When the waters receded, the flood victims returned home to soggy carpets, moldy walls and warped floorboards. A thick layer of mud covered everything.
A simple fact became obvious: 1993 wasn't the "100-year flood" everyone said it would be. Those kinds of floods were going to be more frequent than anyone imagined. And the only way to escape this kind of damage was through the federal buyout program.
Still, it was a six-year process for Cape Girardeau, using state and federal dollars, to buy 94 houses, four businesses and 16 vacant lots.
But the buyouts happened. As a result, only eight houses in the entire city were affected by flooding this month when the Mississippi River here hit its third-highest crest in history: 45.7 feet. That compares to 151 flooded homes in August 1993, which saw the highest crest in history: 48.5 feet.

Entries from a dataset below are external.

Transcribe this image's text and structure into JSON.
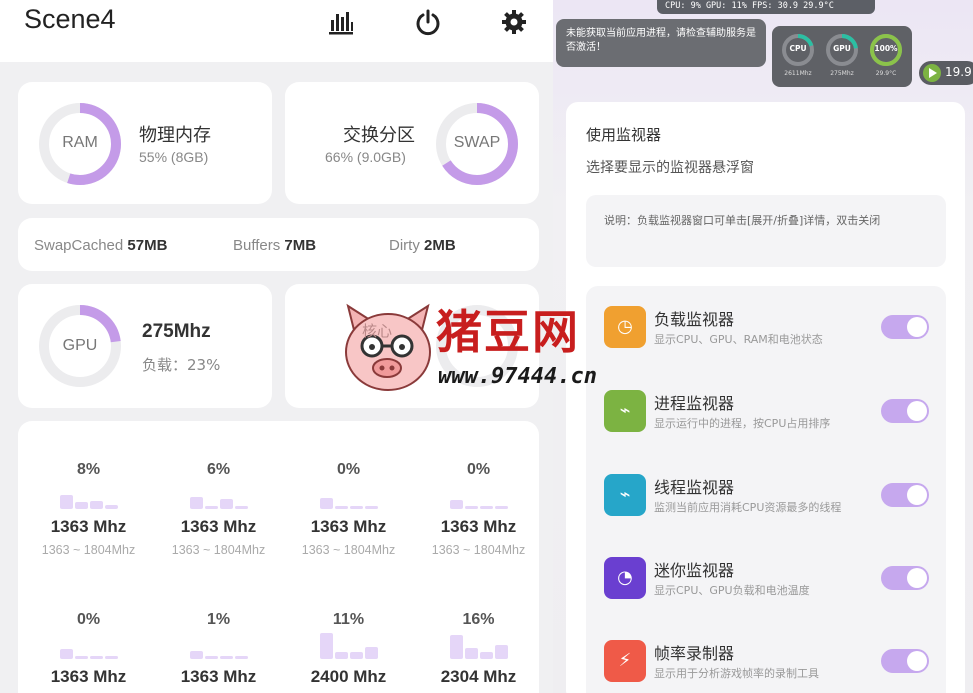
{
  "app": {
    "title": "Scene4",
    "toolbar_icons": [
      "bar-chart-icon",
      "power-icon",
      "gear-icon"
    ]
  },
  "memory": {
    "ram": {
      "ring_label": "RAM",
      "title": "物理内存",
      "detail": "55% (8GB)",
      "percent": 55
    },
    "swap": {
      "ring_label": "SWAP",
      "title": "交换分区",
      "detail": "66% (9.0GB)",
      "percent": 66
    }
  },
  "stats": [
    {
      "label": "SwapCached",
      "value": "57MB"
    },
    {
      "label": "Buffers",
      "value": "7MB"
    },
    {
      "label": "Dirty",
      "value": "2MB"
    }
  ],
  "gpu": {
    "ring_label": "GPU",
    "freq": "275Mhz",
    "load_label": "负载：23%",
    "percent": 23
  },
  "cores": [
    {
      "pct": "8%",
      "freq": "1363 Mhz",
      "range": "1363 ~ 1804Mhz",
      "bars": [
        0.9,
        0.45,
        0.55,
        0.25
      ]
    },
    {
      "pct": "6%",
      "freq": "1363 Mhz",
      "range": "1363 ~ 1804Mhz",
      "bars": [
        0.8,
        0.2,
        0.65,
        0.2
      ]
    },
    {
      "pct": "0%",
      "freq": "1363 Mhz",
      "range": "1363 ~ 1804Mhz",
      "bars": [
        0.7,
        0.2,
        0.2,
        0.2
      ]
    },
    {
      "pct": "0%",
      "freq": "1363 Mhz",
      "range": "1363 ~ 1804Mhz",
      "bars": [
        0.6,
        0.2,
        0.2,
        0.2
      ]
    },
    {
      "pct": "0%",
      "freq": "1363 Mhz",
      "range": "",
      "bars": [
        0.65,
        0.2,
        0.2,
        0.2
      ]
    },
    {
      "pct": "1%",
      "freq": "1363 Mhz",
      "range": "",
      "bars": [
        0.55,
        0.2,
        0.2,
        0.2
      ]
    },
    {
      "pct": "11%",
      "freq": "2400 Mhz",
      "range": "",
      "bars": [
        1.7,
        0.45,
        0.45,
        0.8
      ]
    },
    {
      "pct": "16%",
      "freq": "2304 Mhz",
      "range": "",
      "bars": [
        1.6,
        0.7,
        0.45,
        0.9
      ]
    }
  ],
  "overlay": {
    "top_bar": "CPU: 9%    GPU: 11%   FPS: 30.9   29.9°C",
    "toast": "未能获取当前应用进程，请检查辅助服务是否激活！",
    "mini": [
      {
        "label": "CPU",
        "sub": "2611Mhz",
        "percent": 20,
        "color": "#2bbfa3"
      },
      {
        "label": "GPU",
        "sub": "275Mhz",
        "percent": 23,
        "color": "#2bbfa3"
      },
      {
        "label": "100%",
        "sub": "29.9°C",
        "percent": 100,
        "color": "#8bc34a"
      }
    ],
    "fps": "19.9"
  },
  "sheet": {
    "title": "使用监视器",
    "subtitle": "选择要显示的监视器悬浮窗",
    "note": "说明：负载监视器窗口可单击[展开/折叠]详情，双击关闭",
    "monitors": [
      {
        "title": "负载监视器",
        "desc": "显示CPU、GPU、RAM和电池状态",
        "icon": "clock-icon",
        "color": "#f0a030",
        "enabled": true
      },
      {
        "title": "进程监视器",
        "desc": "显示运行中的进程，按CPU占用排序",
        "icon": "activity-icon",
        "color": "#7cb342",
        "enabled": true
      },
      {
        "title": "线程监视器",
        "desc": "监测当前应用消耗CPU资源最多的线程",
        "icon": "activity-icon",
        "color": "#26a6c9",
        "enabled": true
      },
      {
        "title": "迷你监视器",
        "desc": "显示CPU、GPU负载和电池温度",
        "icon": "gauge-icon",
        "color": "#6a3fd0",
        "enabled": true
      },
      {
        "title": "帧率录制器",
        "desc": "显示用于分析游戏帧率的录制工具",
        "icon": "runner-icon",
        "color": "#ef5a48",
        "enabled": true
      }
    ]
  },
  "watermark": {
    "text": "猪豆网",
    "badge": "核心",
    "url": "www.97444.cn"
  }
}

Yes, the river was lower during the current flood, and not as many homes would have been damaged anyway. But nobody is denying the buyout's positive effects. City leaders are delighted with the first real test of the program. Even though city employees are forced to maintain buyout properties where homes were demolished, they say it is well worth the investment.
And all but two of the families who took buyouts simply relocated to higher ground in Cape Girardeau.
Other buyouts after the flood of 1993 paid off across the state this month, too. In all, government entities bought 4,382 parcels of land in Missouri for $99 million.
In 1993, it took thousands of sandbaggers and hundreds of National Guard troops with bulldozers to save historic Ste. Genevieve. This year, a $41 million levee protected the town.
Those sums are mind-boggling, but spending them once means avoiding repeat expenditures -- and heartache and backbreaking labor -- in the future.
Of course, not everybody is excited about the buyouts.
The little town of Commerce, Mo., in Scott County was virtually eliminated through the buyout program. Twenty-one of the 31 families who took the buyout deal after 1996 left the town.
Mayor Lawrence Vetter said "the buyout ruined it." Other Commerce residents note that they don't have neighbors anymore.
The sentiments are understandable, but there are limits to how much the federal government can be expected to do in terms of levees and flood insurance payments decade after decade.
The federal buyout program is a solid one, and those who took advantage of it made the right choice. The evidence presented in this month's flood couldn't be stronger.